1/21&22/2019
I skipped a day. Hope no one has spent a lot of time trying to find it. Actually, I didn’t skip, I wrote down some very interesting thoughts about aging, but when I read it, it was way, way too personal! So, I decided not to publish it. If I figure out how to say all that without personal referencing, perhaps I’ll write it later. What I wrote wasn’t, in a literal sense, about my wife and me, nor anyone else. But it could have been construed to fit more than one family I know. No, too personal.
It is a hard morning to write. I really have no idea why, just is. Monday night’s bible class was well-attended, good friends from near and far. At the close of the class, it looked to me that I had failed to hit record and perhaps I had talked for 50 minutes without recording it. But, when we finished talking and visiting and I turned off the Zoom, I had recorded it and could upload to the YouTube channel. What a relief that was! When you are doing a series, even someone as unorganized as me, doesn’t want to go back and fill in the blanks, if you mess up. Hard to do the same message a second time and say it like the first. But I was spared, after all.

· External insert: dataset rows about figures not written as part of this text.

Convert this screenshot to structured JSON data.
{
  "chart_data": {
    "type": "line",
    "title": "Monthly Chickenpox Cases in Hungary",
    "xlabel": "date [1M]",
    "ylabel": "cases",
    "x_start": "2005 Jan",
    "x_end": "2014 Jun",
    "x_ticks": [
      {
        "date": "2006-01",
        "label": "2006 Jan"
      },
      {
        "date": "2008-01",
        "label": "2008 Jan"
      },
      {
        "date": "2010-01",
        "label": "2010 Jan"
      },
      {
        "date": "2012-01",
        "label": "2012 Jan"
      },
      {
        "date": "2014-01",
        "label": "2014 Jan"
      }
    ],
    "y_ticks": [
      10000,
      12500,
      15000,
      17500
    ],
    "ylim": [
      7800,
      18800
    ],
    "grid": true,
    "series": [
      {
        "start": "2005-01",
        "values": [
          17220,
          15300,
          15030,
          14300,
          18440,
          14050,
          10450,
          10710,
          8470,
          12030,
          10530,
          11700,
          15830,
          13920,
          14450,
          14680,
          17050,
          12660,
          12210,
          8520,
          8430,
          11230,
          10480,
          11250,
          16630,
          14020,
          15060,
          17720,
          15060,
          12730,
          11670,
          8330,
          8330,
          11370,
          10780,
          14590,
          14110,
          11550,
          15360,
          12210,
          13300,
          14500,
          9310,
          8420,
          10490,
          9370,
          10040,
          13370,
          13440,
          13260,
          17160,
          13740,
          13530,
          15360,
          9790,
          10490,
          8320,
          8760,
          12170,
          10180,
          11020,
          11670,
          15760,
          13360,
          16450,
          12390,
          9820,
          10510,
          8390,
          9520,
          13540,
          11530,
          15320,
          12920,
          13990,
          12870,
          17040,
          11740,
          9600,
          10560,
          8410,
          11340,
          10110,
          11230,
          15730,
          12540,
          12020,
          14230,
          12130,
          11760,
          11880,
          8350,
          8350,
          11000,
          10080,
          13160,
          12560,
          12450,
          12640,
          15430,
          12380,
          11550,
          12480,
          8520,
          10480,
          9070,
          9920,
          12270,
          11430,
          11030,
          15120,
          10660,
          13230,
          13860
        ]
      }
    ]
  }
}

Then, yesterday was a pretty good day in the store, a couple of good bible conversations by phone, and an excellent cold weather day. My attitude about cold days is this: we’re only going to have so many. Therefore, every one we have is one less to anticipate! (You know: 6 down, 26 more to go!) However, it is supposed to start raining in about an hour and rain all day. We’ve had so many rain days this Winter, I’ve lost count of those! I’m still thinking “better rain than snow,” but I am so done with rain for a while. Soon, maybe soon.

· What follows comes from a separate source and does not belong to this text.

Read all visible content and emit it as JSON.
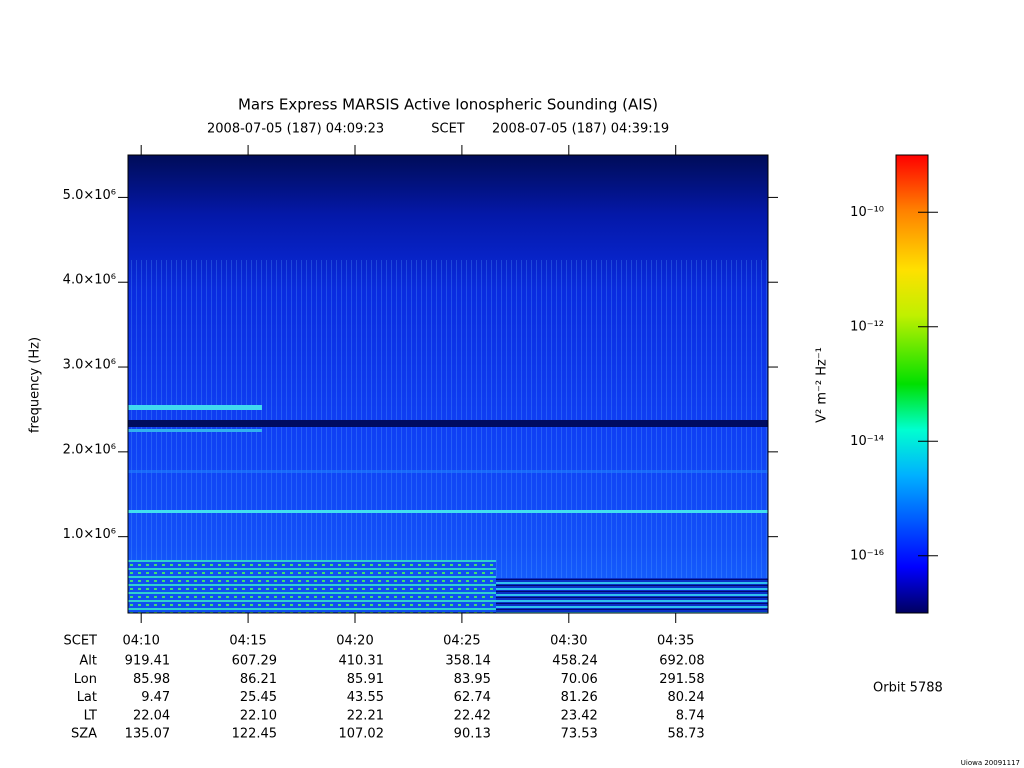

My trip to Texas next week is Thursday morning to Monday morning. I’ve got some spare time on the trip, but not a lot. After getting there, I still have some driving to do. and some time is not yet scheduled. It is my plan to visit both stores that are close, as well as the memorial service for my friend, the rest is yet up in the air. Usually, my plans for a trip include more things than I actually get done. Nevertheless, I plan them, anyway. Makes for good stories about what interferes and what is my fault or who or what I can blame. Most blame goes to weather. Once, I had most of a Sunday free, so I wanted to visit a church I had heard about, Heading South out of Houston, I went to what I thought would be the correct exit, turned right, believing I was headed West on the proper road. In a hard driving rain, I motored about as far as I thought I should and started watching signs to find the city limit sign for this small town. Finally, I found it. It wasn’t the small town I was looking for, it said Houston!! I had turned North instead of West—dark with clouds, heavy rain, ARGH! but, that won’t happen now, I’ve got Seri! She’ll keep me going where I need to go.
By the way I’m writing, you probably think the SIMH this morning is “500 Miles Away From Home,” but that’s not it. Instead, it is “Going Out of My Head”—written by Teddy Randazzo, made popular by Little Anthony and the Imperials—-bring back any memories for ya? Luther Vandross also did a version, Dionne Warwick, Sergio Mendes, etc. Anthony’s and Luther’s were the best of the bunch. Strange love songs stick in my head, do they you, also?
A basketball note: Indiana University’s team this year may be a great bunch of students and make straight As in their academic endeavors, but they don’t think well in the game. They choose, more often than not, to make the wrong moves, make the wrong passes, or take the wrong shot. My “great” analyzing talents aside, most any observer of the game would say the same. It is as though they were not used to playing against anyone that is really good, like they don’t expect anyone to be better than they. There’s no chance for success if that is the case. Maybe it’s coaching, but I doubt it. Maybe they don’t like one another, but I doubt that, too. I think it comes back to my first statement: they don’t think well in the game. They’ve lost 5 games in a row, all Big 10 conference games.
While it is important to have confidence that one can get ‘er done, it is also imperative to have confidence in one’s teammates. It looks as though these teammates share the floor with one another only after being prompted by the coach.
All that I just said about Indiana applies to my other Indiana team, Butler, as well. Butler has a point guard who doesn’t know how to pass and not shoot. That’s called a bad point guard. Announcers, the conference teams, and his teammates expect him to just be great. But, he is mediocre at best. He probably will make it in pros, so perhaps that’s where he should be playing. He doesn’t fit in college play without changing.
I’m sure you were all worried about that, so I straightened it all out, ok?